The welfare checks and food stamps were an ugly reminder that we weren't like most other families. Standing in line at that check-cashing joint with a bunch of other people, ashamed as I was, staring at the floor, was pure torture. No one could imagine how humiliating it was to be in the checkout line of the supermarket, ready to pay with food stamps, while kids I knew from school were one aisle over, laughing at me. I would pray to God and then rationalize my situation. At least I was able to eat and buy clothes, I would think at those times. I felt that I was the one who was paying for my mother's mistakes, but knew I had to help her as much as possible. If that meant cashing a check or two, so be it. It wasn't until I got much older that I realized that those other kids were idiots, and their smirks and remarks weren't important at all. Surviving takes its toll but makes you strong, I learned.

“Well,” Mom said, “now that you're callin' boys first thing in the mornin', I hope ya won't forget your family.”

“Jeez, Mom, all I did was call a guy on the phone. Don't make a federal case out of it.”

Mom softened. She lit another cigarette and sipped her coffee. “I jus' worry about ya, Sam. Who is he?”

“His name's Tony.”

Mom grunted. “Half the men in Bensonhurst are called Tony.”

“He's got Italian blood but his last name is Kroon.”
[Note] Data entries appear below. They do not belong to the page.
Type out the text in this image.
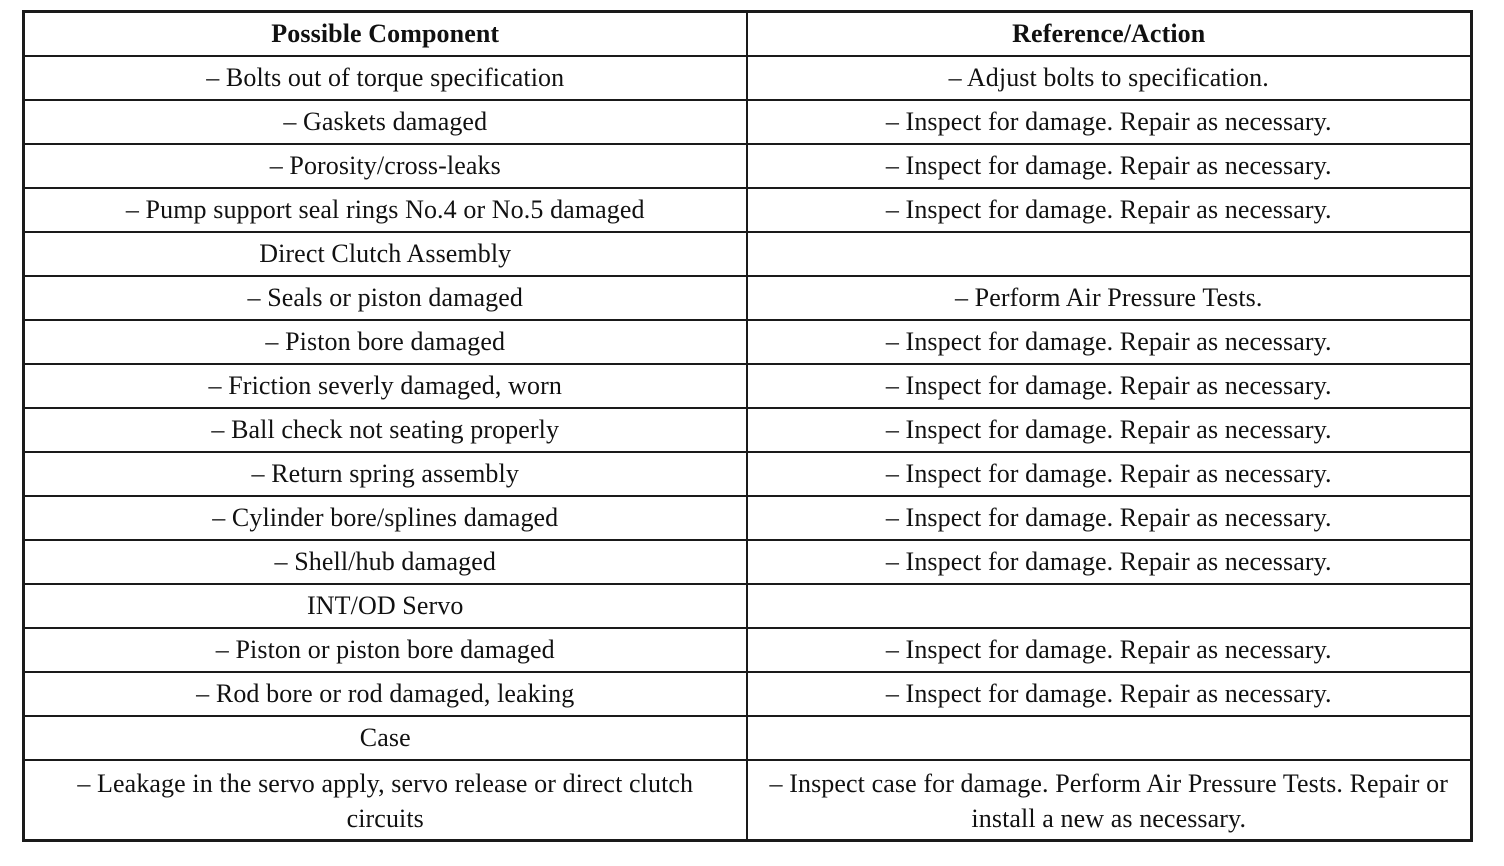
Possible Component	Reference/Action
– Bolts out of torque specification	– Adjust bolts to specification.
– Gaskets damaged	– Inspect for damage. Repair as necessary.
– Porosity/cross-leaks	– Inspect for damage. Repair as necessary.
– Pump support seal rings No.4 or No.5 damaged	– Inspect for damage. Repair as necessary.
Direct Clutch Assembly	
– Seals or piston damaged	– Perform Air Pressure Tests.
– Piston bore damaged	– Inspect for damage. Repair as necessary.
– Friction severly damaged, worn	– Inspect for damage. Repair as necessary.
– Ball check not seating properly	– Inspect for damage. Repair as necessary.
– Return spring assembly	– Inspect for damage. Repair as necessary.
– Cylinder bore/splines damaged	– Inspect for damage. Repair as necessary.
– Shell/hub damaged	– Inspect for damage. Repair as necessary.
INT/OD Servo	
– Piston or piston bore damaged	– Inspect for damage. Repair as necessary.
– Rod bore or rod damaged, leaking	– Inspect for damage. Repair as necessary.
Case	
– Leakage in the servo apply, servo release or direct clutch circuits	– Inspect case for damage. Perform Air Pressure Tests. Repair or install a new as necessary.
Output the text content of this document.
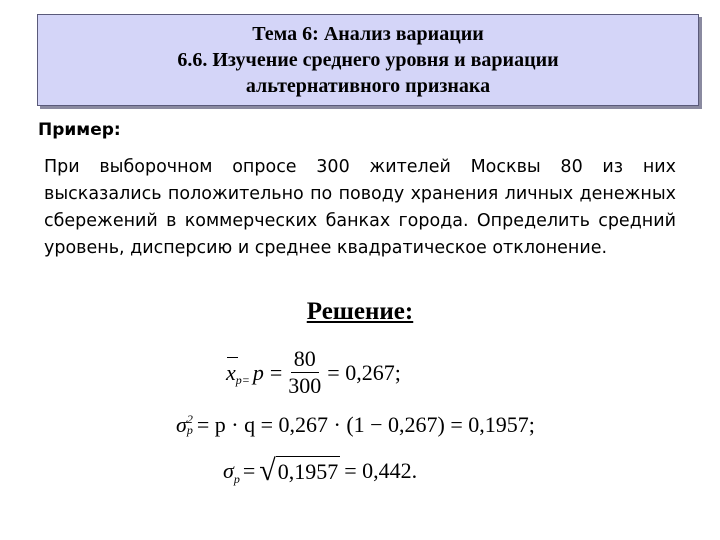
Тема 6: Анализ вариации
6.6. Изучение среднего уровня и вариации
альтернативного признака
Пример:
При выборочном опросе 300 жителей Москвы 80 из них высказались положительно по поводу хранения личных денежных сбережений в коммерческих банках города. Определить средний уровень, дисперсию и среднее квадратическое отклонение.
Решение:
x $p= p = \frac{80}{300} = 0,267$;
σ 2
p = p · q = 0,267 · (1 − 0,267) = 0,1957;
σ p = √ 0,1957 = 0,442.
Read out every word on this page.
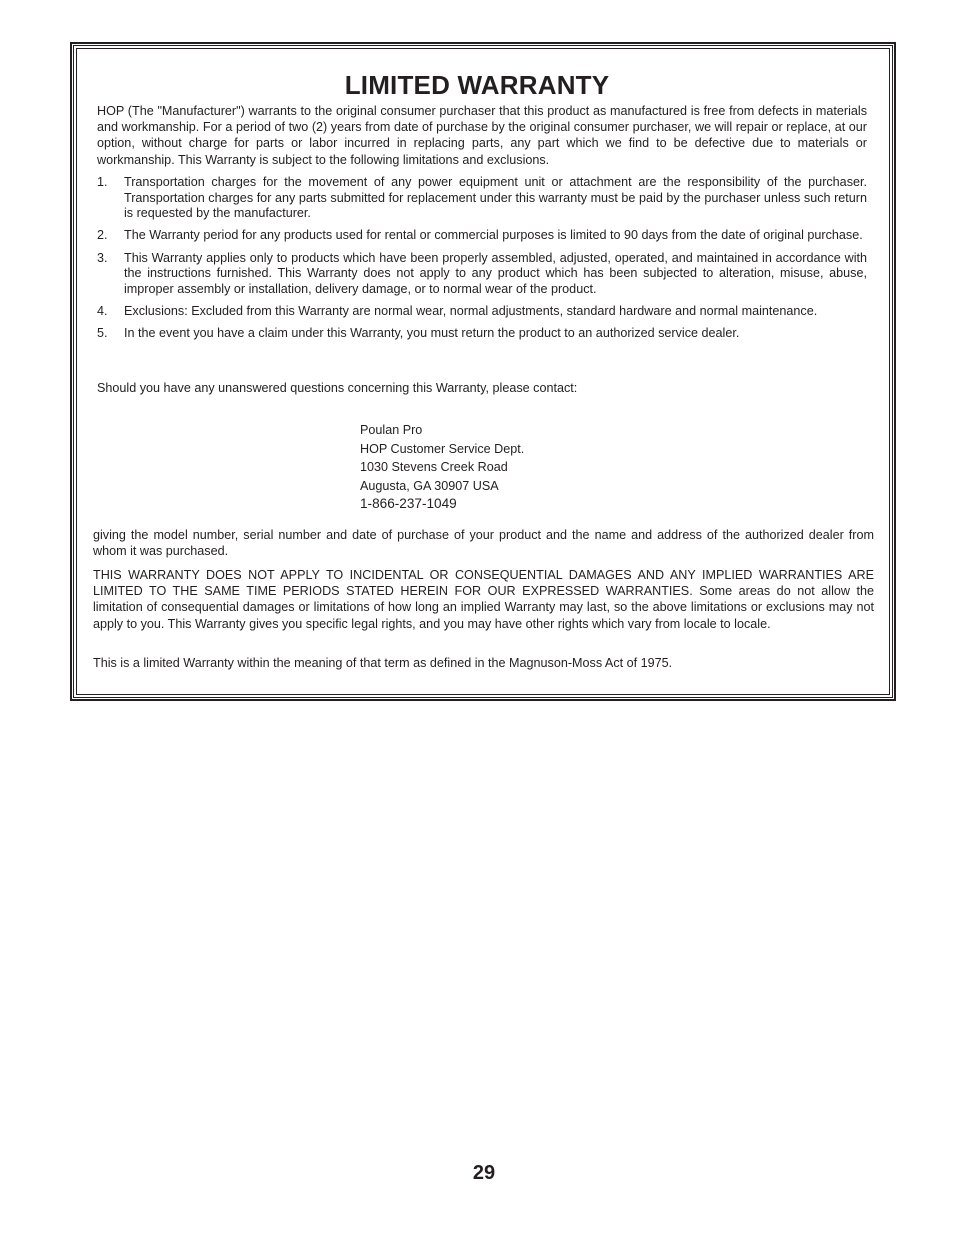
LIMITED WARRANTY

HOP (The "Manufacturer") warrants to the original consumer purchaser that this product as manufactured is free from defects in materials and workmanship. For a period of two (2) years from date of purchase by the original consumer purchaser, we will repair or replace, at our option, without charge for parts or labor incurred in replacing parts, any part which we find to be defective due to materials or workmanship. This Warranty is subject to the following limitations and exclusions.

1. Transportation charges for the movement of any power equipment unit or attachment are the responsibility of the purchaser. Transportation charges for any parts submitted for replacement under this warranty must be paid by the purchaser unless such return is requested by the manufacturer.
2. The Warranty period for any products used for rental or commercial purposes is limited to 90 days from the date of original purchase.
3. This Warranty applies only to products which have been properly assembled, adjusted, operated, and maintained in accordance with the instructions furnished. This Warranty does not apply to any product which has been subjected to alteration, misuse, abuse, improper assembly or installation, delivery damage, or to normal wear of the product.
4. Exclusions: Excluded from this Warranty are normal wear, normal adjustments, standard hardware and normal maintenance.
5. In the event you have a claim under this Warranty, you must return the product to an authorized service dealer.

Should you have any unanswered questions concerning this Warranty, please contact:

Poulan Pro
HOP Customer Service Dept.
1030 Stevens Creek Road
Augusta, GA 30907 USA
1-866-237-1049

giving the model number, serial number and date of purchase of your product and the name and address of the authorized dealer from whom it was purchased.

THIS WARRANTY DOES NOT APPLY TO INCIDENTAL OR CONSEQUENTIAL DAMAGES AND ANY IMPLIED WARRANTIES ARE LIMITED TO THE SAME TIME PERIODS STATED HEREIN FOR OUR EXPRESSED WARRANTIES. Some areas do not allow the limitation of consequential damages or limitations of how long an implied Warranty may last, so the above limitations or exclusions may not apply to you. This Warranty gives you specific legal rights, and you may have other rights which vary from locale to locale.

This is a limited Warranty within the meaning of that term as defined in the Magnuson-Moss Act of 1975.

29
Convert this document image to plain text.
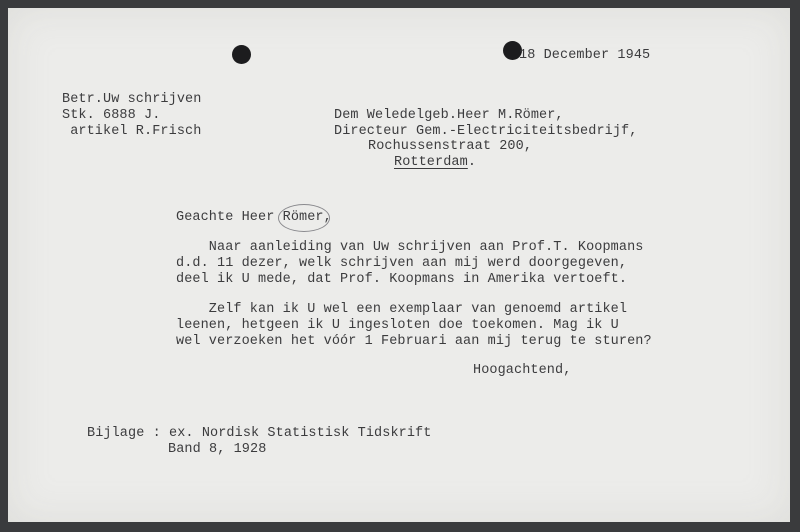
18 December 1945
Betr.Uw schrijven
Stk. 6888 J.
artikel R.Frisch
Dem Weledelgeb.Heer M.Römer,
Directeur Gem.-Electriciteitsbedrijf,
Rochussenstraat 200,
Rotterdam.
Geachte Heer Römer,
Naar aanleiding van Uw schrijven aan Prof.T. Koopmans
d.d. 11 dezer, welk schrijven aan mij werd doorgegeven,
deel ik U mede, dat Prof. Koopmans in Amerika vertoeft.
Zelf kan ik U wel een exemplaar van genoemd artikel
leenen, hetgeen ik U ingesloten doe toekomen. Mag ik U
wel verzoeken het vóór 1 Februari aan mij terug te sturen?
Hoogachtend,
Bijlage : ex. Nordisk Statistisk Tidskrift
Band 8, 1928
“Never heard of them. They must not be from around here.”

“Janice and Richie know him.”

“That should make me feel good?” Mom clucked from deep in her throat. “If Richie knows him that means this Tony knows Vin Priganti. I won' have ya takin' up with Italian trash like Janice did.” I fumed at Mom's comment about my best friend. Mom knew how good Janice was to me and I felt she didn't deserve to be dragged into the conversation. “God knows I had enough of that in my life and ya don' need it in yours.”

“I'm not you,” I said. Mom screwed her face and dragged on her cigarette. “What kind of a name is Kroon?”

I looked at her through the smoke. “Dutch. He's a half-breed, like me.”

“Don' talk like that,” Mom snapped.

“But I am,” I said.

“Let's slow down a little, Joanie,” Grandma said. “You're jumping all over Samelah and maybe he's a good boy.”

Mom smirked. “Maybe not,” she said.

“Mom, I told him I'm gonna be a famous writer and he liked it. Told me to write about him.”

“So now it's all about him,” she scoffed.

I knew my mother's painful marriage and abandonment by her husband soured her on men. If only I could do something to make her feel better, I often thought. God knows how I tried every day. When I got my first book deal, I decided, I would take the advance money and buy her a real bed to sleep in with beautiful, exotic Italian sheets. What a dream that would be! A
string of pearls would look real nice on Grandma, too, and that would only be the beginning.